Поэтическое наследие Баратынского делится на две примерно равные по объему, но неравные по достоинству части: стихотворные повести и стихи. Первые никогда не были бы написаны, не подай Пушкин примера, но они не подражание более крупному поэту, а сознательная попытка написать по-другому. Первая – Эда – простая история о том, как дочку финского крестьянина соблазнил гусарский офицер, стоявший на квартире у ее отца, – сюжет, который уже в двадцатые годы вышел из моды и напоминал о минувшем веке. Трактуется он без риторики, которой поэт тщательно и сознательно избегает, в реалистиче­ском обыденном ключе, с легким привкусом сентиментального пафоса, но без малейшего следа романтизма. Как и все, что писал Баратынский, эта вещь написана таким изумительно точным стилем, что рядом Пушкин кажется туманным. Описательные места принадлежат к самым лучшим – суровая финская природа всегда была особенно мила Баратынскому. И необыкновенно привлекателен тонкий психологический портрет героини – чисто психологически без сомнения стоящий выше всего, что до него было создано в русской литературе.
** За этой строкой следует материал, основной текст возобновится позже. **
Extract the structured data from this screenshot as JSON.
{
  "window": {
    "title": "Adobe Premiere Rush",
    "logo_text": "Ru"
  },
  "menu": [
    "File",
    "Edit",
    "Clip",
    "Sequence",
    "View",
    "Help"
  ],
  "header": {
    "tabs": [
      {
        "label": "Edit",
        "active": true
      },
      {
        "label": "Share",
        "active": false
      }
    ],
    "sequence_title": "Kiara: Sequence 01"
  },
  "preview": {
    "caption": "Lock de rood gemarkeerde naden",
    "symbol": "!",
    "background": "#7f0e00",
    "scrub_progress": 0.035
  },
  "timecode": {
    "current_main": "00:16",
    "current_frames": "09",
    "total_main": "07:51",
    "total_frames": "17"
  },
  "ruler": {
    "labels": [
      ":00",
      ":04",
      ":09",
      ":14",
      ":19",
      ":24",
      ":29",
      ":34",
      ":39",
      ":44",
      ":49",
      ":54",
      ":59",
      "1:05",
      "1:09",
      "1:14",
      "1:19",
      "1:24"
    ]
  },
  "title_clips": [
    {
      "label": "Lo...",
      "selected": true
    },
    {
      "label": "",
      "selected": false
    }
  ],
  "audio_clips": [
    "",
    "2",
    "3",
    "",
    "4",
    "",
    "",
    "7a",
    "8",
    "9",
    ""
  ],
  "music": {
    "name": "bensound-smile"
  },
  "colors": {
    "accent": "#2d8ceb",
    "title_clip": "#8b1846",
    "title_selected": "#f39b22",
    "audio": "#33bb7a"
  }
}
Вторая повесть в стихах Бал (1828) – романтичнее. Это история самоубийства роковой и романтичной светской львицы, брошенной любовником – ради кого? «Жеманная девчонка, со сладкой глупостью в глазах, в кудрях мохнатых, как болонка, с улыбкой сонной на устах» – излюбленный романтиками контраст темной и белокурой красоты. Обстановка поэмы реалистична, но поползновения на юмор неудачны. Баратынскому явно недоставало той естественной непринужденности, без которой юмор так трудно выносить. Третья и самая длинная повесть в стихах – Цыганка (1831). И стиль, ­ и сюжет напоминают Бал: только смуглая леди здесь цыганка, и вместо того чтобы покончить с собой, она нечаянно убивает неверного любовника, думая, что подает ему любовный напиток.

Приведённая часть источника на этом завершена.